ELLERY QUEEN

Frederic Dannay (Daniel Nathan, 1905-1982) and Manfred Bennington Lee (Manfred Lepofsky, 1905-1971) were cousins who together created the highly popular detective Ellery Queen. Both were born in Brooklyn, New York; attended Boys' High School in the borough; and began their careers in Manhattan. Dannay worked as a writer and an art director for an advertising agency, while Lee wrote publicity for film studios.

When they were twenty-three, the two decided to enter a detective-fiction contest. They collaborated on what came to be «The Roman Hat Mystery,» using a very sophisticated young man named Ellery Queen as a mystery writer and amateur sleuth. Inspector Richard Queen of the New York Police Department is also introduced as Ellery's doting father. Dannay and Lee used the Ellery Queen name for themselves as well, so that it is memorable for referring to both character and co-authors. The story originally won the contest, but the prize went to another author when the magazine that held the contest changed hands. Even so, «The Roman Hat Mystery» was published the following year-and the rest is history.

The two also produced a four-book series in the early 1930's under the pen name Barnaby Ross, but Ellery Queen was quickly and hugely popular and occupied most of their time. Queen promptly reappeared in «The French Powder Mystery» and «The Dutch Shoe Mystery,» and in 1931 the two young men quit their jobs to write full time.

By the early 1980's, other writers-including Avram Davidson, Richard Deming, Paul W. Fairman, Edward D. Hoch, Stephen Marlowe, Talmadge Powell, Theodore Sturgeon, and John Holbrook Vance-using plots created by Dannay, had been pulled into the Ellery Queen persona, turning out books under the supervision of the cousins. By the time of Dannay's death, at least 150 million Ellery Queen books had been sold worldwide, and the Ellery Queen Mystery Magazine was maintaining some semblance of a market for short fiction. The two helped found the Mystery Writers of America, and their peers gave them four Edgar awards and the Grand Master award.

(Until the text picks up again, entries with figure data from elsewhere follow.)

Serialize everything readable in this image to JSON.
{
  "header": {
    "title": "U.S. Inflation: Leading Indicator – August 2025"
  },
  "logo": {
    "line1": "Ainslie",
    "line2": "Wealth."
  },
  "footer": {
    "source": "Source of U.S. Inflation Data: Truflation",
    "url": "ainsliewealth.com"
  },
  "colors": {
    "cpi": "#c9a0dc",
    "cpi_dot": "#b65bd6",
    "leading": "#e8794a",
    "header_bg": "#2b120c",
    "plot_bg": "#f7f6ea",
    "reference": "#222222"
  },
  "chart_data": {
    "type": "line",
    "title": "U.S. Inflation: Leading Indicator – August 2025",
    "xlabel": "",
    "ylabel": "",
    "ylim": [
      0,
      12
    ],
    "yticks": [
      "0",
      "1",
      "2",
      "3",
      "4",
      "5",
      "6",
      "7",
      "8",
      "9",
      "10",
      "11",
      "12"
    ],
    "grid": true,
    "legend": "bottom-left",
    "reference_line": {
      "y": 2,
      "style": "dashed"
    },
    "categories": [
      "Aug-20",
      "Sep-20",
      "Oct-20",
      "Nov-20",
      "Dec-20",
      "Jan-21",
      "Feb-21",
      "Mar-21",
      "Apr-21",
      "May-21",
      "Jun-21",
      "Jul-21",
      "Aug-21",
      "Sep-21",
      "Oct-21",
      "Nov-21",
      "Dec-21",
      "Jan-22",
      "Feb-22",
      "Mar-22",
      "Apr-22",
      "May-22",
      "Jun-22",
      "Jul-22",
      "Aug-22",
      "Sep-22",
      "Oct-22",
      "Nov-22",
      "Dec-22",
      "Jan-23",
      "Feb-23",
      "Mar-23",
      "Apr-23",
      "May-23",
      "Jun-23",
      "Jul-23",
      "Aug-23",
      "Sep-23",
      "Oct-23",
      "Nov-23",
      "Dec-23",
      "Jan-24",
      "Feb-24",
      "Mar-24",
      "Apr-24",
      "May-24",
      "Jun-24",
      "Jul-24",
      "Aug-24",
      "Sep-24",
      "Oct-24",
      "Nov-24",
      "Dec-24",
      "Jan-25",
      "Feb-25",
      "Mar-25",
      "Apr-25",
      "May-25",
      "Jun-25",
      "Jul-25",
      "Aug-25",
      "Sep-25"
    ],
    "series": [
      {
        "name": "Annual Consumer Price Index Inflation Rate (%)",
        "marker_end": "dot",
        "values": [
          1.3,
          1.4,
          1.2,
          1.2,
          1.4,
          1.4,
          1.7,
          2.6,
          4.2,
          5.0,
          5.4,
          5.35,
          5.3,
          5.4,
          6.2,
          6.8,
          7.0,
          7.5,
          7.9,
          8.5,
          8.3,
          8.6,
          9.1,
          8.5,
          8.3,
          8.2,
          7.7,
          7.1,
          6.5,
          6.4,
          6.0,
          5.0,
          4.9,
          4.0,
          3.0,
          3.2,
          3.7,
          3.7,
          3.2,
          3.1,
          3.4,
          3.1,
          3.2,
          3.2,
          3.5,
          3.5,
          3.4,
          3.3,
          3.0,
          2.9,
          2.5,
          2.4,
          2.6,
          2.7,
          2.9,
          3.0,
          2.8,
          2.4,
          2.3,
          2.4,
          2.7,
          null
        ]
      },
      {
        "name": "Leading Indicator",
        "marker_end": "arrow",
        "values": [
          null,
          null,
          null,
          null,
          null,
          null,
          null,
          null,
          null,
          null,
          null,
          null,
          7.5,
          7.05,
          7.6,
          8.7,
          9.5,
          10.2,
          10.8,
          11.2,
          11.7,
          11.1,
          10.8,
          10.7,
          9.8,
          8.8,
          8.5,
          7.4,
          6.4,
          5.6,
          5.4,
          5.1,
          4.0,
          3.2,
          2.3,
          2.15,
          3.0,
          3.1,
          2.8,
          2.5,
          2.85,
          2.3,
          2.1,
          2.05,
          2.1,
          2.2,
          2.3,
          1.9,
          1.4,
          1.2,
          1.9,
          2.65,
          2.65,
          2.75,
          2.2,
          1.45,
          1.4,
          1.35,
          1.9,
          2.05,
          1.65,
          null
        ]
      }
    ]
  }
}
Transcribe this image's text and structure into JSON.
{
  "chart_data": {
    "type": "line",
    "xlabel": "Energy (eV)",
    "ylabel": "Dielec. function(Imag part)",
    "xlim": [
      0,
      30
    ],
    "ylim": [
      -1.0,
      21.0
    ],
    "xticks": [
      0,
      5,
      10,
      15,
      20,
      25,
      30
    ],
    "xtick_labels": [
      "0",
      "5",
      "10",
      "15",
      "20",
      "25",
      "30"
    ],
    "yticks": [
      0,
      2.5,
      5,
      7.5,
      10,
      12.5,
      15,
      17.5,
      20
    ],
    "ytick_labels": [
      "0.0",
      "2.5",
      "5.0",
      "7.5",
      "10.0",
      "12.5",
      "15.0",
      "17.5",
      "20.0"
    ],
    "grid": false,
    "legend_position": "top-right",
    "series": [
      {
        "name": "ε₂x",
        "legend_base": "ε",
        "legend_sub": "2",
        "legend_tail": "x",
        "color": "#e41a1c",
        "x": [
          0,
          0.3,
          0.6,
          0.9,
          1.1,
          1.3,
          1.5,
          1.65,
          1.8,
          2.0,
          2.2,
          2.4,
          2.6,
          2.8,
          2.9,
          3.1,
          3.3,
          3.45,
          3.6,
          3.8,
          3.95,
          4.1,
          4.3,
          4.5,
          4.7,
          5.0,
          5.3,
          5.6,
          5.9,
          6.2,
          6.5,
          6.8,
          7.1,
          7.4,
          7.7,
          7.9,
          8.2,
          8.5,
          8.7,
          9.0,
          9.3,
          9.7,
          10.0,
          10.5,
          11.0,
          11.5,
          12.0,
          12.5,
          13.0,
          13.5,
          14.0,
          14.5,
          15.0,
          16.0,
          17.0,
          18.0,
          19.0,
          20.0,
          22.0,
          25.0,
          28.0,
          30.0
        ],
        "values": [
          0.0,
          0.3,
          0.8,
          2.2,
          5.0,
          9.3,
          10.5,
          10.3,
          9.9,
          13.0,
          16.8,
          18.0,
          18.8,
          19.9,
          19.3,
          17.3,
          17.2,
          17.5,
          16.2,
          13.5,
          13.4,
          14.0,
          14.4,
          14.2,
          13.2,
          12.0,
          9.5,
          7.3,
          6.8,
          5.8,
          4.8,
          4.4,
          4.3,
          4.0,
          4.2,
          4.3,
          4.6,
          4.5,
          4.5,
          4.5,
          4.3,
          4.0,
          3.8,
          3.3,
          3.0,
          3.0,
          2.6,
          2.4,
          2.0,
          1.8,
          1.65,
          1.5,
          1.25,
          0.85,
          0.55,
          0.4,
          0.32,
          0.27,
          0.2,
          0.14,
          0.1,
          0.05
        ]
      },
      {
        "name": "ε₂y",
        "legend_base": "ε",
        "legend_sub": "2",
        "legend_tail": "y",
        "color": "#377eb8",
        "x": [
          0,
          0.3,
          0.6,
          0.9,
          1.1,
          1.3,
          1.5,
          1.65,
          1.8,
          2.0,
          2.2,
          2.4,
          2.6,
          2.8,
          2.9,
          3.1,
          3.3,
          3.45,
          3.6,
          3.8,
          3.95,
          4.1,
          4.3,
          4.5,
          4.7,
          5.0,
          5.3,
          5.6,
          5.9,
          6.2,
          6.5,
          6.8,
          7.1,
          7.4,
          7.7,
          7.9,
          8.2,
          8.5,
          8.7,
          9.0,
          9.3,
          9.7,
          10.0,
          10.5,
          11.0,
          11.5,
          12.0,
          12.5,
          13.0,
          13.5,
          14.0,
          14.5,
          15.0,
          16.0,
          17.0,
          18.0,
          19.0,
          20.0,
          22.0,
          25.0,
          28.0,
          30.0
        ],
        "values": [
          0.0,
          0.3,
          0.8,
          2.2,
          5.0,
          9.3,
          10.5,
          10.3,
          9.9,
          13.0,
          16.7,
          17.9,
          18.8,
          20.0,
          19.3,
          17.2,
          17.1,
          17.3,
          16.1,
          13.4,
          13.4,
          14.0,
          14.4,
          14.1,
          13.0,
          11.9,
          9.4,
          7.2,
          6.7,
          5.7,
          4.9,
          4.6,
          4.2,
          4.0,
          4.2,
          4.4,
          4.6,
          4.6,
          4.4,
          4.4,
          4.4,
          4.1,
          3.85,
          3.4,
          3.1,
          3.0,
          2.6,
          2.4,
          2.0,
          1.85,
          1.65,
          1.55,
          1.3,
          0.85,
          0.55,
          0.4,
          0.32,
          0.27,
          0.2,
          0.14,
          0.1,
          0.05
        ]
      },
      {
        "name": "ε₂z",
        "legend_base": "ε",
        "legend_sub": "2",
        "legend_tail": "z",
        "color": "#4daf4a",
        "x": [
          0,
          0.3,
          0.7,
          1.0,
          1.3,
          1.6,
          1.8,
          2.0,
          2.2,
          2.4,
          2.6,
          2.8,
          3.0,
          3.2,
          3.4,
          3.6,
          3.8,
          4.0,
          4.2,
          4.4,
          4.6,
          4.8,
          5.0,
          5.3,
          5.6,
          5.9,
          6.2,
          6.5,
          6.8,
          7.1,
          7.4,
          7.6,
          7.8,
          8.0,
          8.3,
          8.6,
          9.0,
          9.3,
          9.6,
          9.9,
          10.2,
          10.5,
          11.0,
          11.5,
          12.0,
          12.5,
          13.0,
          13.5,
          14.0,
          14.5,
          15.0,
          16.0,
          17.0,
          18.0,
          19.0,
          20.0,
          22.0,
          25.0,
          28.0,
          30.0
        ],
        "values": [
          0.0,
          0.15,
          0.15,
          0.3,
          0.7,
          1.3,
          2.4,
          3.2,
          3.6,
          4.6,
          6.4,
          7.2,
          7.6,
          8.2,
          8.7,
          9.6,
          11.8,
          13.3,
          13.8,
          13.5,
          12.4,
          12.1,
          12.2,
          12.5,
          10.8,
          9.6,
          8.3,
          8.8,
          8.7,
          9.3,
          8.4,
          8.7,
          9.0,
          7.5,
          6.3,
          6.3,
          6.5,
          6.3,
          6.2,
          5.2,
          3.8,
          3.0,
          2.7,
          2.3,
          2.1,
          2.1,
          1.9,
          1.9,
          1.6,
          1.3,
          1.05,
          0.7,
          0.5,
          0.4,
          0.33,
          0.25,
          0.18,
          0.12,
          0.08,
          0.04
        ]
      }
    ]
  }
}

«The Adventure of Abraham Lincoln's Clue» illustrates the typical Queen technique. It is solidly in the classical tradition, with the plot revolving around a clever puzzle whose solution requires the sleuth to make brilliant deductions from clues that are displayed to the reader, who is challenged to outwit the detective. The mere hint of romantic interest is also typical of both the form and the times.